AUSTRALIA can and should do more to help refugees and asylum seekers, the Catholic bishops’ delegate on those concerns Bishop Vincent Long said.
Bishop Long made that clear during a recent meeting in Brisbane with refugee families from Syria and Iraq and their supporters.
He was taking questions during the gathering in St Joseph’s Church, Bracken Ridge, when one of the refugees raised his concerns for family members in refugee camps in Turkey, Jordan and Lebanon who could be “there for many years waiting, waiting and waiting, and they have nothing”.
“What about them?” he asked.
Bishop Long, who was in Brisbane as a guest of the Sisters of St Joseph and Evangelisation Brisbane, said “we realise that this is just a fraction of the dispersal of refugees from your homeland, from Iraq or from Syria”.
“Both countries are embroiled in civil war, and Australia can do a lot more,” the Bishop of Parramatta said. “Last year, it was promised that 12,000 extra refugees would be brought from refugee camps to Australia, but, as I understand it, only a trickle have come through.

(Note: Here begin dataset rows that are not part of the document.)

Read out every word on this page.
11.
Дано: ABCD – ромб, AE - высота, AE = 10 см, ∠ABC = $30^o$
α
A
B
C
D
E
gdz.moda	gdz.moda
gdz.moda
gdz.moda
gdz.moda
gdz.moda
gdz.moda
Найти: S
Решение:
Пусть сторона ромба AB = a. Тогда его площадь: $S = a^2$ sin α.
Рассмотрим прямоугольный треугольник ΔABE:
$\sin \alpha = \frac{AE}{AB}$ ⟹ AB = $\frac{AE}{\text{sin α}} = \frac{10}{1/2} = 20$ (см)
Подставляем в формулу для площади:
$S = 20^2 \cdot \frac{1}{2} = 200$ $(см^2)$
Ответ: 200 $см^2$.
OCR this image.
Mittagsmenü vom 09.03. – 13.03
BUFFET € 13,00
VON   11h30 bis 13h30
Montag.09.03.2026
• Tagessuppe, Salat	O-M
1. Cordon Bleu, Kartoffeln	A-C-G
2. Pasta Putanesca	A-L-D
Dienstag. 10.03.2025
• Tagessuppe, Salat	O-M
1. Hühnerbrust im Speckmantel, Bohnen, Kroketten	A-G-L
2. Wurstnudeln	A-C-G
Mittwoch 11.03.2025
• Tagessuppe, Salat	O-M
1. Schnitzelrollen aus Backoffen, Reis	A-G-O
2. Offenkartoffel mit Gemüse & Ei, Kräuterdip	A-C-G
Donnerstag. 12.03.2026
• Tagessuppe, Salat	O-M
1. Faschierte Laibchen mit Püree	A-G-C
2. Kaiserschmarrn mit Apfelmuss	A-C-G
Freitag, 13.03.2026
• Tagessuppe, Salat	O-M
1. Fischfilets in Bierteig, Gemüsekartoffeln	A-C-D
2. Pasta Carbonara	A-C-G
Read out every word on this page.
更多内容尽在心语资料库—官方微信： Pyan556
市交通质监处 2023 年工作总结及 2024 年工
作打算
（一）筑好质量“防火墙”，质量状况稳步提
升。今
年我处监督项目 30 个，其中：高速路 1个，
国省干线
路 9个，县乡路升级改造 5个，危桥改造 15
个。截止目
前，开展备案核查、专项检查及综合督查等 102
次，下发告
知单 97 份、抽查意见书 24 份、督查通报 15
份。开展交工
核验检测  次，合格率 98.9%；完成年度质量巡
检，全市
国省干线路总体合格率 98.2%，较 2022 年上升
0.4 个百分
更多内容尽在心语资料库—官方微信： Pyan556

“We have to call the Government to account.
“And we understand that the … situation and the lack of infrastructure can present serious challenges for the Government, but we are pressing the Government to honour its commitment and even to do more.
“Australia certainly can do more in helping refugees.”
Bishop Long said the refugee families and the people supporting them, including parishioners, could help bring about the attitudinal change necessary for that to happen.
Addressing “the people who make this welcome of refugees possible – the people on the ground, parishioners of this great parish community, as well as Catholics and citizens of good will across the country”, he said “you people are the ambassadors for the Australia that we want to promote, that we want to be”.
“A change in government policy towards refugees in this country, and towards asylum seekers, will come from below (not from political parties), because politicians will respond to the will and the wishes of their electors,” he said.
“And so by building a coalition of concerned citizens in showing respect, kindness, hospitality, solidarity to asylum seekers and refugees you will ultimately change the attitude of Australians.”
For that reason, Bishop Long said the refugee families were “truly God-sent to us”.
“I say it in all sincerity; you are God-sent to us so that by the goodness of positive engagement between you and the broader Australian community we can bring back this beautiful country of ours to what it can be,” he said.
“We have descended so far to the bottom of the barrel, and I think it is high time for us to rise above the mean-spirited and base politics that we have been embroiled in.
“And your presence and your positive engagement with the community will break that fear, that raw fear, that is around certain sections of Australian society.”
Two representatives of the refugee families – Nawfel Al Kes Batras for the Iraqis, and Abdullah Shamoun for the Syrians – welcomed Bishop Long to Bracken Ridge on behalf of the group.
Earlier, Bishop Long met with social justice and refugee support group members from parishes across the Brisbane archdiocese.
He was welcomed to an event at Banyo Nundah parish’s Nolan Hall, organised by the Sisters of St Joseph.
Bishop Long spoke about “The Gospel imperative to welcome the stranger”.
“All of us, the baptised are called to be prophets … by definition counter culturists, agents of the Gospel … for the sake of justice, dignity and the common good of our people, especially the downtrodden,” he said.
“… And if there is one issue in which we need to be true prophets who dance to a different drum beat of society, it is the issue of asylum seekers and refugees.
“Across Europe and across the Western world there is prejudice against people fleeing their war-torn and violence-torn countries.”
The meeting was a call-to-arms to parish social justice supporters looking for ways to assist newly-arrived refugees in Brisbane.
Acting director of Brisbane archdiocese’s Centre for Multicultural Pastoral Care Clyde Cosentino said practical help was needed – child care, transport and helping refugees make community connections.
Bracken Ridge pastoral council member Netta Sheridan said: “We need help – more volunteers.”
“Today we need people who are prepared to visit and form a relationship,” she said.